Yield curve principal component analysis with Eikon Data API

Leonid Sopotnitskiy
Director, Eikon Platform, Emerging & Frontier Markets Director, Eikon Platform, Emerging & Frontier Markets


The pca_yield_curve.ipynb module performs the PCA decomposition of a user-defined list of rates instruments (e.g. treasuries or IR swaps) and models the expected mean reversion on a given curve trade. Additionally this model runs a Monte Carlo simulation using an Ornstein-Uhlenbeck process to determine the strategy's optimal horizon period, which will be covered later in this article.

This script is designed to be imported as a module into other notebooks using the ipynb python library and used by calling the main calculation function:

pca_yield_curve.get_data(instruments, strategy, trade) 

The the inputs description is given in the table below:



Possible arguments


A list of RICs.

list, e.g. ['US2YT=RR', 'US5YT=RR']


This parameted should contain the tenors that participate in the trade.

string, e.g. '5-7-15' or '5-10'


The name of the curve trade. There are 2 values supported: 'butterfly' and 'spread' (in case of 2 instruments).

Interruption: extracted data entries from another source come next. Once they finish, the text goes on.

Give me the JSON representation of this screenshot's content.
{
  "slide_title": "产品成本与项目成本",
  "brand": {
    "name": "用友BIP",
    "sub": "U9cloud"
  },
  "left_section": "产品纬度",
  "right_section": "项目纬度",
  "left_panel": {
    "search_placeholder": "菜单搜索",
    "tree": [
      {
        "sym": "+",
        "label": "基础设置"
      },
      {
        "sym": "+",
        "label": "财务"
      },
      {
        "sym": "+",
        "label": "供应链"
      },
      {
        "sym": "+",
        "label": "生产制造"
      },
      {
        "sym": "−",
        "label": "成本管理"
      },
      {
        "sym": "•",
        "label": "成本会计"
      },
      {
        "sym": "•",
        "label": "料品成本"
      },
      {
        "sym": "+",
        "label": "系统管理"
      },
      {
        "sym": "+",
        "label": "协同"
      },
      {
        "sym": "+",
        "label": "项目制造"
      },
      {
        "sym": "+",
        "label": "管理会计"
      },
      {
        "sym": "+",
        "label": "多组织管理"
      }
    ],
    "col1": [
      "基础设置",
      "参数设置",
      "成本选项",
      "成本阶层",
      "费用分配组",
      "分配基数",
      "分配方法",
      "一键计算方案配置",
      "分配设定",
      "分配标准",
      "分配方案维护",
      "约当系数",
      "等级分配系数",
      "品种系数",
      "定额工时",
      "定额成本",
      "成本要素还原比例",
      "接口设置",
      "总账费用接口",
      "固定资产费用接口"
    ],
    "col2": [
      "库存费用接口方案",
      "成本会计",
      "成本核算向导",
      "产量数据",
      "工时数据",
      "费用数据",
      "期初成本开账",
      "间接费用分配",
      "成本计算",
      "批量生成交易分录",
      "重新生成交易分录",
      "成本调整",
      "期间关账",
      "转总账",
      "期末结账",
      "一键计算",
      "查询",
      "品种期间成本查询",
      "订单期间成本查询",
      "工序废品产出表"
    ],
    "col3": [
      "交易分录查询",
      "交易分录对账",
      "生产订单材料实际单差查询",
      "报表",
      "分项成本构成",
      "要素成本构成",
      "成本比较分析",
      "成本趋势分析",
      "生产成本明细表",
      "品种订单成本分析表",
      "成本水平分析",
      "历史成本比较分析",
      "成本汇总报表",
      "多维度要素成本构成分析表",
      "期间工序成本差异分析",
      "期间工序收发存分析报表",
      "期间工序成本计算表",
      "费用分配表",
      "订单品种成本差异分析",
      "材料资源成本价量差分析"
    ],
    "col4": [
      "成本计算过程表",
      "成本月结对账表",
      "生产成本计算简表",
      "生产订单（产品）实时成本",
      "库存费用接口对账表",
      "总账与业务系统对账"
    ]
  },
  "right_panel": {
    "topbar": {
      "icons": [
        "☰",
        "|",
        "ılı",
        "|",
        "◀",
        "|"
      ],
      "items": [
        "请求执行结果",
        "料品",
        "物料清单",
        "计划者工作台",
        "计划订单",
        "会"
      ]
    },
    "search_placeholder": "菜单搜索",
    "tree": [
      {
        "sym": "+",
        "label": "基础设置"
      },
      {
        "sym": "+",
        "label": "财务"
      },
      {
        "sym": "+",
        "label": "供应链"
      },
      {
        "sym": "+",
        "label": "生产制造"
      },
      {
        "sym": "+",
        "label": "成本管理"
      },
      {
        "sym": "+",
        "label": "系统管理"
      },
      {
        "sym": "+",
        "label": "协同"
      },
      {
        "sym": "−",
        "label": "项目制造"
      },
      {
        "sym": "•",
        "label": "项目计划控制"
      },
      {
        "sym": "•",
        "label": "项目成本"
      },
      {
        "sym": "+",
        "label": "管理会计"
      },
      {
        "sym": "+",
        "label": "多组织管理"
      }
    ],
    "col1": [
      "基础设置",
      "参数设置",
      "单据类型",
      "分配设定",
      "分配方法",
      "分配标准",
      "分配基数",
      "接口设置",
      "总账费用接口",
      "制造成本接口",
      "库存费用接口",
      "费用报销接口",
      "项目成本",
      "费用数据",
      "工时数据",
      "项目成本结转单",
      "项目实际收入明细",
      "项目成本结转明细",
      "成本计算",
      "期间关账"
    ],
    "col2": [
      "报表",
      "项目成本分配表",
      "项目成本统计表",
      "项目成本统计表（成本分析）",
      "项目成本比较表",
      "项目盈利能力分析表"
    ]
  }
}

The function returns a pandas dataframe containing the strategy residual in bps, mean reversion and 2x standard deviation limits; prints out the optimal holding period and builds 2 plotly charts displaying the strategy mean reversion, and the individual residuals by tenors.




Since our model will be consuming Refinitiv data from the Eikon Data API as well as performing linear algebra operations and statistical procedures, we will need to import the following python libraries:


import eikon as ek

import pandas as pd

import numpy as np

import random

import cufflinks as cf


from datetime import datetime, timedelta

from sklearn.decomposition import PCA

from scipy.stats import norm




We will not be creating any complex charts, therefore having cufflinks should be sufficient to visualize the reults.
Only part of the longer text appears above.